11 April 2023
After Gov. Joe Lombardo signed the first big state employee pay bill of the session last week — moving forward with a pair of $500 bonuses for state workers that received unanimous support in both chambers of the Legislature — another state worker pay bill has already drawn a stark partisan divide.
SB440, sponsored by Senate Majority Leader Nicole Cannizzaro (D-Las Vegas), would grant state workers a 2 percent cost of living raise for April through June of this year, and would appropriate more than $26 million to pay two arbitration awards related to collective bargaining agreements reached last year between the state and two employee unions — AFSCME and the Nevada Police Union (NPU).
But during a Senate floor vote of the bill Monday afternoon, Cannizzaro and Senate Minority Leader Heidi Seevers Gansert (R-Reno) gave dueling speeches for and against the bill, as lawmakers voted 13-8 along party lines (with all Democrats in support) to pass the bill.
Cannizzaro argued that state laws governing collective bargaining created an obligation for state lawmakers to approve negotiated and arbitrated provisions of state worker contracts.
“Otherwise we are saying that particular portion of the Nevada Revised Statutes, whether we agree with it or not, is something that we’re just not willing to enforce, that is void,” Cannizzaro said. “And if that is the case for that portion [of the NRS] then it is also true, and could be true, of any portion of the Nevada Revised Statutes.”
She also argued that the additional 2 percent cost of living raise in the current fiscal year was “something that we can afford and is appropriate.”

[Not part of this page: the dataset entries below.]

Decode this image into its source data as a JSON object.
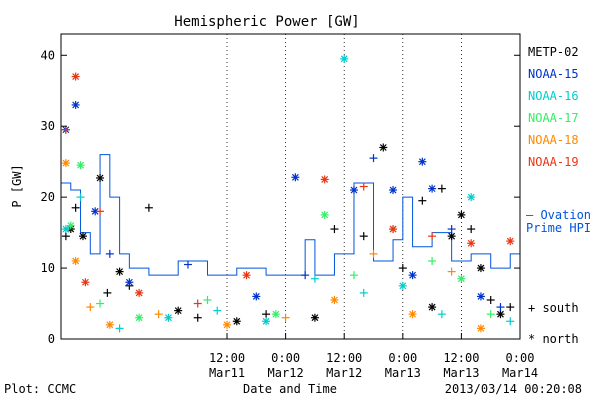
{
  "chart_data": {
    "type": "scatter",
    "title": "Hemispheric Power [GW]",
    "xlabel": "Date and Time",
    "ylabel": "P [GW]",
    "ylim": [
      0,
      43
    ],
    "xlim": [
      "2013-03-10 02:00",
      "2013-03-14 00:00"
    ],
    "yticks": [
      "0",
      "10",
      "20",
      "30",
      "40"
    ],
    "xticks": [
      {
        "x": "2013-03-11 12:00",
        "time": "12:00",
        "date": "Mar11"
      },
      {
        "x": "2013-03-12 00:00",
        "time": "0:00",
        "date": "Mar12"
      },
      {
        "x": "2013-03-12 12:00",
        "time": "12:00",
        "date": "Mar12"
      },
      {
        "x": "2013-03-13 00:00",
        "time": "0:00",
        "date": "Mar13"
      },
      {
        "x": "2013-03-13 12:00",
        "time": "12:00",
        "date": "Mar13"
      },
      {
        "x": "2013-03-14 00:00",
        "time": "0:00",
        "date": "Mar14"
      }
    ],
    "grid": "dotted vertical at 12-hour ticks",
    "marker_legend": {
      "south": "+ south",
      "north": "* north"
    },
    "series": [
      {
        "name": "METP-02",
        "color": "#000000",
        "points": [
          {
            "x": "2013-03-10 03:00",
            "y": 14.5,
            "m": "+"
          },
          {
            "x": "2013-03-10 04:00",
            "y": 15.5,
            "m": "*"
          },
          {
            "x": "2013-03-10 05:00",
            "y": 18.5,
            "m": "+"
          },
          {
            "x": "2013-03-10 06:30",
            "y": 14.5,
            "m": "*"
          },
          {
            "x": "2013-03-10 10:00",
            "y": 22.7,
            "m": "*"
          },
          {
            "x": "2013-03-10 11:30",
            "y": 6.5,
            "m": "+"
          },
          {
            "x": "2013-03-10 14:00",
            "y": 9.5,
            "m": "*"
          },
          {
            "x": "2013-03-10 16:00",
            "y": 7.5,
            "m": "+"
          },
          {
            "x": "2013-03-10 20:00",
            "y": 18.5,
            "m": "+"
          },
          {
            "x": "2013-03-11 02:00",
            "y": 4.0,
            "m": "*"
          },
          {
            "x": "2013-03-11 06:00",
            "y": 3.0,
            "m": "+"
          },
          {
            "x": "2013-03-11 14:00",
            "y": 2.5,
            "m": "*"
          },
          {
            "x": "2013-03-11 20:00",
            "y": 3.5,
            "m": "+"
          },
          {
            "x": "2013-03-12 06:00",
            "y": 3.0,
            "m": "*"
          },
          {
            "x": "2013-03-12 10:00",
            "y": 15.5,
            "m": "+"
          },
          {
            "x": "2013-03-12 16:00",
            "y": 14.5,
            "m": "+"
          },
          {
            "x": "2013-03-12 20:00",
            "y": 27.0,
            "m": "*"
          },
          {
            "x": "2013-03-13 00:00",
            "y": 10.0,
            "m": "+"
          },
          {
            "x": "2013-03-13 04:00",
            "y": 19.5,
            "m": "+"
          },
          {
            "x": "2013-03-13 06:00",
            "y": 4.5,
            "m": "*"
          },
          {
            "x": "2013-03-13 08:00",
            "y": 21.2,
            "m": "+"
          },
          {
            "x": "2013-03-13 10:00",
            "y": 14.5,
            "m": "*"
          },
          {
            "x": "2013-03-13 12:00",
            "y": 17.5,
            "m": "*"
          },
          {
            "x": "2013-03-13 14:00",
            "y": 15.5,
            "m": "+"
          },
          {
            "x": "2013-03-13 16:00",
            "y": 10.0,
            "m": "*"
          },
          {
            "x": "2013-03-13 18:00",
            "y": 5.5,
            "m": "+"
          },
          {
            "x": "2013-03-13 20:00",
            "y": 3.5,
            "m": "*"
          },
          {
            "x": "2013-03-13 22:00",
            "y": 4.5,
            "m": "+"
          }
        ]
      },
      {
        "name": "NOAA-15",
        "color": "#0033cc",
        "points": [
          {
            "x": "2013-03-10 03:00",
            "y": 29.5,
            "m": "*"
          },
          {
            "x": "2013-03-10 05:00",
            "y": 33.0,
            "m": "*"
          },
          {
            "x": "2013-03-10 09:00",
            "y": 18.0,
            "m": "*"
          },
          {
            "x": "2013-03-10 12:00",
            "y": 12.0,
            "m": "+"
          },
          {
            "x": "2013-03-10 16:00",
            "y": 8.0,
            "m": "*"
          },
          {
            "x": "2013-03-11 04:00",
            "y": 10.5,
            "m": "+"
          },
          {
            "x": "2013-03-11 18:00",
            "y": 6.0,
            "m": "*"
          },
          {
            "x": "2013-03-12 02:00",
            "y": 22.8,
            "m": "*"
          },
          {
            "x": "2013-03-12 04:00",
            "y": 9.0,
            "m": "+"
          },
          {
            "x": "2013-03-12 14:00",
            "y": 21.0,
            "m": "*"
          },
          {
            "x": "2013-03-12 18:00",
            "y": 25.5,
            "m": "+"
          },
          {
            "x": "2013-03-12 22:00",
            "y": 21.0,
            "m": "*"
          },
          {
            "x": "2013-03-13 02:00",
            "y": 9.0,
            "m": "*"
          },
          {
            "x": "2013-03-13 04:00",
            "y": 25.0,
            "m": "*"
          },
          {
            "x": "2013-03-13 06:00",
            "y": 21.2,
            "m": "*"
          },
          {
            "x": "2013-03-13 10:00",
            "y": 15.5,
            "m": "+"
          },
          {
            "x": "2013-03-13 16:00",
            "y": 6.0,
            "m": "*"
          },
          {
            "x": "2013-03-13 20:00",
            "y": 4.5,
            "m": "+"
          }
        ]
      },
      {
        "name": "NOAA-16",
        "color": "#00cccc",
        "points": [
          {
            "x": "2013-03-10 03:00",
            "y": 15.5,
            "m": "*"
          },
          {
            "x": "2013-03-10 06:00",
            "y": 20.0,
            "m": "+"
          },
          {
            "x": "2013-03-10 14:00",
            "y": 1.5,
            "m": "+"
          },
          {
            "x": "2013-03-11 00:00",
            "y": 3.0,
            "m": "*"
          },
          {
            "x": "2013-03-11 10:00",
            "y": 4.0,
            "m": "+"
          },
          {
            "x": "2013-03-11 20:00",
            "y": 2.5,
            "m": "*"
          },
          {
            "x": "2013-03-12 06:00",
            "y": 8.5,
            "m": "+"
          },
          {
            "x": "2013-03-12 12:00",
            "y": 39.5,
            "m": "*"
          },
          {
            "x": "2013-03-12 16:00",
            "y": 6.5,
            "m": "+"
          },
          {
            "x": "2013-03-13 00:00",
            "y": 7.5,
            "m": "*"
          },
          {
            "x": "2013-03-13 08:00",
            "y": 3.5,
            "m": "+"
          },
          {
            "x": "2013-03-13 14:00",
            "y": 20.0,
            "m": "*"
          },
          {
            "x": "2013-03-13 22:00",
            "y": 2.5,
            "m": "+"
          }
        ]
      },
      {
        "name": "NOAA-17",
        "color": "#33ee66",
        "points": [
          {
            "x": "2013-03-10 04:00",
            "y": 16.0,
            "m": "*"
          },
          {
            "x": "2013-03-10 06:00",
            "y": 24.5,
            "m": "*"
          },
          {
            "x": "2013-03-10 10:00",
            "y": 5.0,
            "m": "+"
          },
          {
            "x": "2013-03-10 18:00",
            "y": 3.0,
            "m": "*"
          },
          {
            "x": "2013-03-11 08:00",
            "y": 5.5,
            "m": "+"
          },
          {
            "x": "2013-03-11 22:00",
            "y": 3.5,
            "m": "*"
          },
          {
            "x": "2013-03-12 08:00",
            "y": 17.5,
            "m": "*"
          },
          {
            "x": "2013-03-12 14:00",
            "y": 9.0,
            "m": "+"
          },
          {
            "x": "2013-03-12 22:00",
            "y": 15.5,
            "m": "*"
          },
          {
            "x": "2013-03-13 06:00",
            "y": 11.0,
            "m": "+"
          },
          {
            "x": "2013-03-13 12:00",
            "y": 8.5,
            "m": "*"
          },
          {
            "x": "2013-03-13 18:00",
            "y": 3.5,
            "m": "+"
          }
        ]
      },
      {
        "name": "NOAA-18",
        "color": "#ff8800",
        "points": [
          {
            "x": "2013-03-10 03:00",
            "y": 24.8,
            "m": "*"
          },
          {
            "x": "2013-03-10 05:00",
            "y": 11.0,
            "m": "*"
          },
          {
            "x": "2013-03-10 08:00",
            "y": 4.5,
            "m": "+"
          },
          {
            "x": "2013-03-10 12:00",
            "y": 2.0,
            "m": "*"
          },
          {
            "x": "2013-03-10 22:00",
            "y": 3.5,
            "m": "+"
          },
          {
            "x": "2013-03-11 12:00",
            "y": 2.0,
            "m": "*"
          },
          {
            "x": "2013-03-12 00:00",
            "y": 3.0,
            "m": "+"
          },
          {
            "x": "2013-03-12 10:00",
            "y": 5.5,
            "m": "*"
          },
          {
            "x": "2013-03-12 18:00",
            "y": 12.0,
            "m": "+"
          },
          {
            "x": "2013-03-13 02:00",
            "y": 3.5,
            "m": "*"
          },
          {
            "x": "2013-03-13 10:00",
            "y": 9.5,
            "m": "+"
          },
          {
            "x": "2013-03-13 16:00",
            "y": 1.5,
            "m": "*"
          }
        ]
      },
      {
        "name": "NOAA-19",
        "color": "#ee3311",
        "points": [
          {
            "x": "2013-03-10 03:00",
            "y": 29.5,
            "m": "+"
          },
          {
            "x": "2013-03-10 05:00",
            "y": 37.0,
            "m": "*"
          },
          {
            "x": "2013-03-10 07:00",
            "y": 8.0,
            "m": "*"
          },
          {
            "x": "2013-03-10 10:00",
            "y": 18.0,
            "m": "+"
          },
          {
            "x": "2013-03-10 18:00",
            "y": 6.5,
            "m": "*"
          },
          {
            "x": "2013-03-11 06:00",
            "y": 5.0,
            "m": "+"
          },
          {
            "x": "2013-03-11 16:00",
            "y": 9.0,
            "m": "*"
          },
          {
            "x": "2013-03-12 08:00",
            "y": 22.5,
            "m": "*"
          },
          {
            "x": "2013-03-12 16:00",
            "y": 21.5,
            "m": "+"
          },
          {
            "x": "2013-03-12 22:00",
            "y": 15.5,
            "m": "*"
          },
          {
            "x": "2013-03-13 06:00",
            "y": 14.5,
            "m": "+"
          },
          {
            "x": "2013-03-13 14:00",
            "y": 13.5,
            "m": "*"
          },
          {
            "x": "2013-03-13 22:00",
            "y": 13.8,
            "m": "*"
          }
        ]
      }
    ],
    "ovation": {
      "name": "Ovation Prime HPI",
      "color": "#0055dd",
      "label_lines": [
        "— Ovation",
        "Prime HPI"
      ],
      "points": [
        [
          "2013-03-10 02:00",
          22
        ],
        [
          "2013-03-10 04:00",
          21
        ],
        [
          "2013-03-10 06:00",
          15
        ],
        [
          "2013-03-10 08:00",
          12
        ],
        [
          "2013-03-10 10:00",
          26
        ],
        [
          "2013-03-10 12:00",
          20
        ],
        [
          "2013-03-10 14:00",
          12
        ],
        [
          "2013-03-10 16:00",
          10
        ],
        [
          "2013-03-10 20:00",
          9
        ],
        [
          "2013-03-11 02:00",
          11
        ],
        [
          "2013-03-11 08:00",
          9
        ],
        [
          "2013-03-11 14:00",
          10
        ],
        [
          "2013-03-11 20:00",
          9
        ],
        [
          "2013-03-12 04:00",
          14
        ],
        [
          "2013-03-12 06:00",
          9
        ],
        [
          "2013-03-12 10:00",
          12
        ],
        [
          "2013-03-12 14:00",
          22
        ],
        [
          "2013-03-12 18:00",
          11
        ],
        [
          "2013-03-12 22:00",
          14
        ],
        [
          "2013-03-13 00:00",
          20
        ],
        [
          "2013-03-13 02:00",
          13
        ],
        [
          "2013-03-13 06:00",
          15
        ],
        [
          "2013-03-13 10:00",
          11
        ],
        [
          "2013-03-13 14:00",
          12
        ],
        [
          "2013-03-13 18:00",
          10
        ],
        [
          "2013-03-13 22:00",
          12
        ],
        [
          "2013-03-14 00:00",
          10
        ]
      ]
    }
  },
  "footer": {
    "left": "Plot: CCMC",
    "right": "2013/03/14 00:20:08"
  }
}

But Seevers Gansert cautioned the need for fiscal responsibility, saying that the state should not award pay raises that it cannot sustain long term, and took issue with the discrepancy in pay between nonunion workers and those in unions who benefited from higher pay thanks to collective bargaining agreements.
“In 2008, 2009, 2010 and 2011, we faced budget cuts. And for those of us who were here — several of us were here — it was painful,” Seevers Gansert said.
Pointing to deep cuts to health and human services programs, including mental health, as well as education and rolling furloughs for public employees, Gansert said that prior to those cuts, lawmakers had just voted to increase state worker pay in 2007.
“Nevada is not immune to economic downturns. Rather, historically, it has been hit harder than any other state,” she said. “The past needs to inform us today, and in the future.”
A spokesperson for the governor declined to comment on the bill and whether the governor would support providing the arbitration pay to members of the NPU and AFSCME.